М.К. надо было поддерживать или не поддерживать интриги, которые клубились между членами царской фамилии. Надо было зарабатывать деньги. Надо было утешать мужа, великого князя Андрея Владимировича, который совершенно потерялся вдали от родины и беспрестанно пускался в авантюры. То ввязался в банковскую историю, чтобы заполучить фамильное серебро из Ливадийского дворца, то поверил в завещание адмирала Алексеева, якобы оставившего несколько миллионов золотых рублей «назначенному» русским императором Кириллу Владимировичу. Получить эти деньги – по «завещанию» – можно было только в России. Андрей Владимирович готов был составить старшему брату компанию в путешествии, но, к счастью, вовремя выяснилось, что это «завещание» было всего лишь попыткой чекистов выманить их из Франции и арестовать. Потом супруг М.К. примкнул к самозванке Анне Андерсон, она же Франциска Шанцковская, назвавшей себя Анастасией. Когда самозванку разоблачили, он предложил дочери нового императора Кире сниматься в голливудском кино о семье Романовых.

Все это вызывало справедливый гнев Кирилла Владимировича и не могло не огорчать М. К. Ей нужно было печься о сыне (Вовó с его хваленой элегантностью всегда казался мне каким-то выдуманным, экранным персонажем), терпеть его опасное увлечение младороссами (об этом я надеюсь еще рассказать) и ладить или не ладить с его женщинами… Впрочем, к чести Вовó следует сказать, что у него-то хватило здравого смысла понять: «воскресшая» Анастасия, которую пытался поддерживать его отец, – типичная самозванка. А ведь М.К. тоже усматривала в Андерсон-Шанцковской некоторое сходство с тем, кого так любила, и уверяла, что у нее взгляд совершенно как у императора Николая…

Да что говорить, все в этой семье держалось на М. К. Великая балерина, конечно, хотела танцевать, и знакомство с Сергеем Дягилевым иногда давало такую возможность. Но при своем трезвомыслии она была благодарна судьбе хотя бы за то, что может учить других. Собственную балетную студию она открыла в Париже в 1929 году.

Ей тогда было 57, а когда мы познакомились, уже 67 лет, однако жизненной стойкости ей было не занимать.
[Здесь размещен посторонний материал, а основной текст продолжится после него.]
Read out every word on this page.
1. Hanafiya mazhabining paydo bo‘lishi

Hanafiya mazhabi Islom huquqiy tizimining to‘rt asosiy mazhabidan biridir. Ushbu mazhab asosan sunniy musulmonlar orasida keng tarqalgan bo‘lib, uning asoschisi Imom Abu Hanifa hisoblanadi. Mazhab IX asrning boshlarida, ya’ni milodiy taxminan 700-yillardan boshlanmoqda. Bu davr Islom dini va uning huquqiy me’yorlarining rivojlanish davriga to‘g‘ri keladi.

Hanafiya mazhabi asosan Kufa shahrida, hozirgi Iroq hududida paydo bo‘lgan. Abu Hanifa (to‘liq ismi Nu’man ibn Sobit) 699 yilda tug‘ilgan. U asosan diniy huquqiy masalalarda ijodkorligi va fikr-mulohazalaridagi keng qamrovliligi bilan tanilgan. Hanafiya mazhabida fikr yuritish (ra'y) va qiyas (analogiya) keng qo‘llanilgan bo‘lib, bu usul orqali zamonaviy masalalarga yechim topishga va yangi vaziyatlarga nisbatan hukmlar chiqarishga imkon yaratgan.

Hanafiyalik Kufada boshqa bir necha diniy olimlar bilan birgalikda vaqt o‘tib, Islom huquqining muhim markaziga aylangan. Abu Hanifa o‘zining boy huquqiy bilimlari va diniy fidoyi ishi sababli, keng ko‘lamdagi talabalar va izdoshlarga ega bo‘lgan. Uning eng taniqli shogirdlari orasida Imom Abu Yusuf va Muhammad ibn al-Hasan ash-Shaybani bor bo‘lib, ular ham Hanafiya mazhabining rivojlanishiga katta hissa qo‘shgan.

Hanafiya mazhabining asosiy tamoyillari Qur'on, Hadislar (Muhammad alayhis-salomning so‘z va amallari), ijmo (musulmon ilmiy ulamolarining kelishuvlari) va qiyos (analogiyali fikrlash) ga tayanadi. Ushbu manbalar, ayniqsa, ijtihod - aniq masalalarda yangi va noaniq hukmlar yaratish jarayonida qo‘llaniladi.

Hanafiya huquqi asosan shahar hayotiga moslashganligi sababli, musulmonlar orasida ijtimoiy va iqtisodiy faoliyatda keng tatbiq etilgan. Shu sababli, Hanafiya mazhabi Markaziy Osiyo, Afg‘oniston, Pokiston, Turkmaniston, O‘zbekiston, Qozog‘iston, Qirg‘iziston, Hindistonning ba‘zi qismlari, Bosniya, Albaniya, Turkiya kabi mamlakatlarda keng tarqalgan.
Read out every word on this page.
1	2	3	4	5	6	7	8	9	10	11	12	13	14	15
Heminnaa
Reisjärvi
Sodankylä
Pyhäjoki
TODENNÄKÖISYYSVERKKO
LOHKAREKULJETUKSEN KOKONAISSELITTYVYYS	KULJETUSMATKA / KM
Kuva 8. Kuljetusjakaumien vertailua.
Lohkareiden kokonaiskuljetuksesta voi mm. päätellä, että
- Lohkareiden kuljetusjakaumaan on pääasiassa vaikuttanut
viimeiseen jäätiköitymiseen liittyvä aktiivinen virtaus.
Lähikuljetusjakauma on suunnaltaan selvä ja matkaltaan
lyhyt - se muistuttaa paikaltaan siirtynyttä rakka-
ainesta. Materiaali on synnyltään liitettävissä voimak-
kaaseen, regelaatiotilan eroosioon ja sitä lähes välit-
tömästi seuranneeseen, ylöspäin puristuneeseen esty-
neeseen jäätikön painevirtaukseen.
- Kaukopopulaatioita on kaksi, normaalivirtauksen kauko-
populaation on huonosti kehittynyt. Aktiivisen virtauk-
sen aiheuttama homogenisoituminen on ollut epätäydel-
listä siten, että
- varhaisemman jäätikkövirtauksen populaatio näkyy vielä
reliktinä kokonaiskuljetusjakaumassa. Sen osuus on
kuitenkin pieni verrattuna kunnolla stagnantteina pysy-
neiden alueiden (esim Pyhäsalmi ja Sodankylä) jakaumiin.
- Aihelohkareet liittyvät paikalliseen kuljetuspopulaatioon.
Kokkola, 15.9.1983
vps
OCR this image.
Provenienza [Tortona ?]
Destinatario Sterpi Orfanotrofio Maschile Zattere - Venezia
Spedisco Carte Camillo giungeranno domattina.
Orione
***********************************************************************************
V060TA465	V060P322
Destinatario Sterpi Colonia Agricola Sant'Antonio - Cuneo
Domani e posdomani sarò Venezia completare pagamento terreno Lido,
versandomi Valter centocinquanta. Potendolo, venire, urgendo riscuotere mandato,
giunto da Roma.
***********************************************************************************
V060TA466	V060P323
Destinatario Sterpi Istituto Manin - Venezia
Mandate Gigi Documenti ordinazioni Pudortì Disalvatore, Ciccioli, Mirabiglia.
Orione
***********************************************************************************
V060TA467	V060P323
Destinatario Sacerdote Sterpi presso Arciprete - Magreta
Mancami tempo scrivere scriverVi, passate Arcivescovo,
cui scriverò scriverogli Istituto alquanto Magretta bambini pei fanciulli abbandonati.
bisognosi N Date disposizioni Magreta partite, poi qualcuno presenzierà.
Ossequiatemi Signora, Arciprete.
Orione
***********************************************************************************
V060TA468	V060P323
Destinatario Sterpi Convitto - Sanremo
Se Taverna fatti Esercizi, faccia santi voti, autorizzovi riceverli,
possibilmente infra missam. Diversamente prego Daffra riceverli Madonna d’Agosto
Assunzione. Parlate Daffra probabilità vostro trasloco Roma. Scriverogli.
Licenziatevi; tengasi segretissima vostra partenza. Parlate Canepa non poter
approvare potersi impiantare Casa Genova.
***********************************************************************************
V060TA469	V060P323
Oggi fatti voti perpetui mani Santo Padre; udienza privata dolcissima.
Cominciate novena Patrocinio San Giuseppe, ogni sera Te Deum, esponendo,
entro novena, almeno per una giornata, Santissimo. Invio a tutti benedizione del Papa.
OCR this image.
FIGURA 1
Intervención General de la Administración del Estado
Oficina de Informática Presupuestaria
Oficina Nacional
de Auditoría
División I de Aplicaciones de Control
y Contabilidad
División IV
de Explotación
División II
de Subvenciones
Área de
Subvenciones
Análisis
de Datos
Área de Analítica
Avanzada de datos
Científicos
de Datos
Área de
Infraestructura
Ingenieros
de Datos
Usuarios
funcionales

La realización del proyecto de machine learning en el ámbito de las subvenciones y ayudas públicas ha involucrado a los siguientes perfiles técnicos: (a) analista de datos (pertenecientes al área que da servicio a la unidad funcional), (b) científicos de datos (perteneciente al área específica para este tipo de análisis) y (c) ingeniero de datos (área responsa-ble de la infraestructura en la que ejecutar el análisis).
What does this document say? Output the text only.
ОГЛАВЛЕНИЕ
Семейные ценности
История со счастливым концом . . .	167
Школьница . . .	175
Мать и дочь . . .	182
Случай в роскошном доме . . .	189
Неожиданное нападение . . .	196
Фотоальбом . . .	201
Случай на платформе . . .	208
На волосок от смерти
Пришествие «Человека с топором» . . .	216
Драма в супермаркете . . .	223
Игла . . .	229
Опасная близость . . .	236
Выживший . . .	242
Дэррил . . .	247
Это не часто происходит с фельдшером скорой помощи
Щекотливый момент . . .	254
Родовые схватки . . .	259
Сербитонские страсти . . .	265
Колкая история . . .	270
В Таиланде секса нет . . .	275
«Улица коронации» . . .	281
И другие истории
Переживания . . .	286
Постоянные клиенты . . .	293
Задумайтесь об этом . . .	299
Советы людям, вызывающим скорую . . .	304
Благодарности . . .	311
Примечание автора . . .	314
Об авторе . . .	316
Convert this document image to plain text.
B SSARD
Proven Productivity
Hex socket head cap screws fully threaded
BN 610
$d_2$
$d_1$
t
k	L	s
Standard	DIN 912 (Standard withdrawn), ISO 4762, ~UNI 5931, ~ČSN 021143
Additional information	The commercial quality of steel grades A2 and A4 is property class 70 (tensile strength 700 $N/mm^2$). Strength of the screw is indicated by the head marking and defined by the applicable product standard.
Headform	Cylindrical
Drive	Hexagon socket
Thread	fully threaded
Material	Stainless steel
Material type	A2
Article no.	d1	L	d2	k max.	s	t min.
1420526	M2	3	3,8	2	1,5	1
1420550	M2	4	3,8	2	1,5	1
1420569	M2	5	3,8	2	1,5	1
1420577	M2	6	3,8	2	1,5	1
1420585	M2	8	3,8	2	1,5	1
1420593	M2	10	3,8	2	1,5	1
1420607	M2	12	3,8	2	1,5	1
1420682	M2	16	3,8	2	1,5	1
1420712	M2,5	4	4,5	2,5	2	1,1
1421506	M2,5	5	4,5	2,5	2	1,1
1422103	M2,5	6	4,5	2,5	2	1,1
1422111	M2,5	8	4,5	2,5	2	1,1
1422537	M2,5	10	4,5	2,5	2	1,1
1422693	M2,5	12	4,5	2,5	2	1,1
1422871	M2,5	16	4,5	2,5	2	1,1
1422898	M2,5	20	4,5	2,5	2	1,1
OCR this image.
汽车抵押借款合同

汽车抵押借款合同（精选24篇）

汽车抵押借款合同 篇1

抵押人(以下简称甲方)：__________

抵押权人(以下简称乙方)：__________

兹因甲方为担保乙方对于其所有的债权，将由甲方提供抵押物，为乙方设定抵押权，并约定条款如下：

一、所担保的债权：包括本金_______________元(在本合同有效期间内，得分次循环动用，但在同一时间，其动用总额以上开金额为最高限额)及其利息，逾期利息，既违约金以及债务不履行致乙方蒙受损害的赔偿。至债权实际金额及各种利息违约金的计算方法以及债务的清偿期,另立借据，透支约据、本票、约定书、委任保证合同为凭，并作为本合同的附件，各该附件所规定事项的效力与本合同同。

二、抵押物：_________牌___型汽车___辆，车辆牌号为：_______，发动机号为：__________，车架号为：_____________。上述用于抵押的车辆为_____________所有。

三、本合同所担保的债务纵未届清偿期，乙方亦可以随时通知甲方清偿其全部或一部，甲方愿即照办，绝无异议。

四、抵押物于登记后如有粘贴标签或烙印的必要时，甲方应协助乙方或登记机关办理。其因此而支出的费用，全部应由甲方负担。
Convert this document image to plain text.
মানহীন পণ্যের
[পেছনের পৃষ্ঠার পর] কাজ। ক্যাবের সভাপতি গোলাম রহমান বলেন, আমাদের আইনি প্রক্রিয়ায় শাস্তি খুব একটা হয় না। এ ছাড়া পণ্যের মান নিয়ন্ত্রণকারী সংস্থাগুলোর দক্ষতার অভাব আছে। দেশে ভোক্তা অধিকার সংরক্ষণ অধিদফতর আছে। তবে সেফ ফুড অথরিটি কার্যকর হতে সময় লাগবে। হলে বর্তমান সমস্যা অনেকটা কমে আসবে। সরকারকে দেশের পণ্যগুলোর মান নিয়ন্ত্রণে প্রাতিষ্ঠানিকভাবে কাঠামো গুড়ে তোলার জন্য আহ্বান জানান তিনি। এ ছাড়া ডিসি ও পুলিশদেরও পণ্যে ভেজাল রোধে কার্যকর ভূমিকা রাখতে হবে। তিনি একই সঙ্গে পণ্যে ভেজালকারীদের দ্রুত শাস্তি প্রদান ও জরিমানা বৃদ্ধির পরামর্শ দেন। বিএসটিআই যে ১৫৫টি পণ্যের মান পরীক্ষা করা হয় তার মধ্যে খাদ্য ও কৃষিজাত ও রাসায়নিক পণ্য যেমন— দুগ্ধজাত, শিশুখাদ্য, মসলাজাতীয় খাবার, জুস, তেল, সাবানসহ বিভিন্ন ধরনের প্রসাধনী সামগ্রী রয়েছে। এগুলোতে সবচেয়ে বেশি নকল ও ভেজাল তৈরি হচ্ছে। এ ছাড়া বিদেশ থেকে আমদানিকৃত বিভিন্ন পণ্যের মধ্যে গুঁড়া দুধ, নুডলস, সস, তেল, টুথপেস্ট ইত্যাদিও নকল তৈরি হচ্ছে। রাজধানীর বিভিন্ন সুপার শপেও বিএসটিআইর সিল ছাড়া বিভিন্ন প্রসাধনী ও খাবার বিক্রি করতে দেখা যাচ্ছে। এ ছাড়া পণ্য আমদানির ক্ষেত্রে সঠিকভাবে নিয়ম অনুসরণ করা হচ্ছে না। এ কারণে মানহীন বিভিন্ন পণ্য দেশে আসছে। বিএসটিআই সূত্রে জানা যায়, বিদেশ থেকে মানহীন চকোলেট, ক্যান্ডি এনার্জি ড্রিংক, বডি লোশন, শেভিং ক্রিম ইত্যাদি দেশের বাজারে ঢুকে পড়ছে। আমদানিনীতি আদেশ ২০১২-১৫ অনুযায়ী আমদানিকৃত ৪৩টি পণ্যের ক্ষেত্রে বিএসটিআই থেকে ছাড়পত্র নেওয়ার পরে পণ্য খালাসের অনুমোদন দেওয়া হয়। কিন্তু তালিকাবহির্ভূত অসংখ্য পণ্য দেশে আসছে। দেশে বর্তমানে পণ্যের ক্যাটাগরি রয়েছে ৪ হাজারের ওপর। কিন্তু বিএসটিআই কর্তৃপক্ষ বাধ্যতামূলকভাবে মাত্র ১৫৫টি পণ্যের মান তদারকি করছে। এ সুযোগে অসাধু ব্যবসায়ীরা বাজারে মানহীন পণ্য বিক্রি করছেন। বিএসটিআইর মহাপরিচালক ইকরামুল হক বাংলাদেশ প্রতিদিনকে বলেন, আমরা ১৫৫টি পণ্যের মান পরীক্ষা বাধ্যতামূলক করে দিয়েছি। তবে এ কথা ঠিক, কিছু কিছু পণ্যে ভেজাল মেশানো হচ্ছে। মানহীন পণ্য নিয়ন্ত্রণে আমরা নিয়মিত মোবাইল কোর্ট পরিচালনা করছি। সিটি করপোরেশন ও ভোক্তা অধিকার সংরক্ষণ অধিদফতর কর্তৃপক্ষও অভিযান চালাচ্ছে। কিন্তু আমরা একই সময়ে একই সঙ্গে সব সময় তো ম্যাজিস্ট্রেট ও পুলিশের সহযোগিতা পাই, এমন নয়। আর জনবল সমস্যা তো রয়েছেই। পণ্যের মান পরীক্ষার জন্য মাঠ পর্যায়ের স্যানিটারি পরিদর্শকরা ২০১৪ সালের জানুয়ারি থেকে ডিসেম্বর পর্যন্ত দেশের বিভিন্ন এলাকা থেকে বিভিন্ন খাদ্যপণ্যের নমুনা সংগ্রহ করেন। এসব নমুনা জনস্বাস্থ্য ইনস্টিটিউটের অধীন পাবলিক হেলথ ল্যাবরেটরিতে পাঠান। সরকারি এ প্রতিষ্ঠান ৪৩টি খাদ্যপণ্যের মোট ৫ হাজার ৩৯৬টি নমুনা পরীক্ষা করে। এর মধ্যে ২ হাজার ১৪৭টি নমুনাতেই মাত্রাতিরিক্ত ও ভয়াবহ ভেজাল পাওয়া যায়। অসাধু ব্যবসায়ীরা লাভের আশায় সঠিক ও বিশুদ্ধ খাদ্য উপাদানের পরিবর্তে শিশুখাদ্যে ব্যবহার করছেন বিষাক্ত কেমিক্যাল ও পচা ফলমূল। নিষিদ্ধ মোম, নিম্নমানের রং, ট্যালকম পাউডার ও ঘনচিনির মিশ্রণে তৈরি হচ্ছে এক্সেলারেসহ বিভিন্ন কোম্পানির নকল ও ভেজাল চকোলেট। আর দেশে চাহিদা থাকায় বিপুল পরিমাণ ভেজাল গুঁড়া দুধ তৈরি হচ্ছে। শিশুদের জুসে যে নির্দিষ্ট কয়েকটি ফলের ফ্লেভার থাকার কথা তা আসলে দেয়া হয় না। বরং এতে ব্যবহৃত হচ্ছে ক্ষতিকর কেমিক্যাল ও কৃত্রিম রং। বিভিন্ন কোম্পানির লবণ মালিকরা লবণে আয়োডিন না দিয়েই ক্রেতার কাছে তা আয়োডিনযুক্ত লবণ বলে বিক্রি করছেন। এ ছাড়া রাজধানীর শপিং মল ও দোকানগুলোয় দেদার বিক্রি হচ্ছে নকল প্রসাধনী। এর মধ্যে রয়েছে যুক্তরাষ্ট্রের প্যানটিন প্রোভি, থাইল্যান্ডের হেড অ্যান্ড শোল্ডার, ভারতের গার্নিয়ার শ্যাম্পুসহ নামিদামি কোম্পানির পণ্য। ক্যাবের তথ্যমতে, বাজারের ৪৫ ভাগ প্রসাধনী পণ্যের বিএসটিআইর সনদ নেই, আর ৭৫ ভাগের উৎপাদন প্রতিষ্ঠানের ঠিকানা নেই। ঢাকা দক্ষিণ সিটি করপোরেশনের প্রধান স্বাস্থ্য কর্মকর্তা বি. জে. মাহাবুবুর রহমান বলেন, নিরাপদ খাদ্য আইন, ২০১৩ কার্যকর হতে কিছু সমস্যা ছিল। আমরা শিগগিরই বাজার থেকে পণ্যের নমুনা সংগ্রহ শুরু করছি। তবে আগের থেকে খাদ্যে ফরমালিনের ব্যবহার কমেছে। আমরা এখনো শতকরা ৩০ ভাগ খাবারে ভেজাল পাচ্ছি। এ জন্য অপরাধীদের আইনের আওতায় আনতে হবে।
Конечно, ей приходилось трудно, и мне всегда казалось, что в наших разговорах (она называла их болтовней, но относилась к ним гораздо серьезнее, чем старалась показать) она словно бы погружается в то время, когда была счастлива, богата, любима, знаменита, когда жила в мире с собой, – и ей от этого становится легче…

Иногда она с особым выражением мурлыкала знаменитую «Снежинку». Не знаю, кто автор этой песенки, помню только, что ее божественно исполнял Вертинский, этот идол эмигрантов. В такие минуты я понимала, что она по-прежнему видит себя розовой пушинкой, царицей грез:
Она казалась елочной игрушкойВ оригинальной шубке из песцов,Прелестный ротик, маленькие ручки,Такой изящной феей дивных снов!Она казалась розовой пушинкой,Когда мы повстречались на катке.Она в ту ночь… приснилась мне снежинкой,Волшебницей, Снегурочкой во сне.И я – влюблен,И я – влюблен,И засыпая, шептал:«Моя снежинка, моя пушинка,Моя царица дивных грез!Моя Снегурочка, моя волшебница,К твоим ногам я б жизнь принес!»

Конечно, это были сны наяву. Просыпаясь, ей приходилось возвращаться к реальной жизни, и я была счастлива помочь М.К. хоть немного. Я в самом деле считала ее великой балериной, однако здесь я пишу не о ее балетных успехах. Их я касаюсь только тогда, когда обойтись без этого невозможно.

Ее когда-то называли генералиссимусом русского балета, намекая, что в иные годы она слишком многое держала в своих крохотных ручках – кому-то могла дать роль, а у кого-то могла и отнять. Об этом я тоже писать не собираюсь. Мне интересны лишь те минуты откровенности, которыми иногда удостаивала меня М.К.

Многое из того, что было доверено мне, она не раскрывала (я в этом не сомневаюсь) больше ни перед кем. И рассказы эти порой были необычайно откровенны.

Чего стоил, например, такой пассаж.

М.К. очень любила старшую сестру Юлию, в замужестве баронессу Зедделер, тоже балерину и лучшую свою подругу. М.К. говорила, что именно Юлия преподала ей весьма ценный урок отношений с мужчинами.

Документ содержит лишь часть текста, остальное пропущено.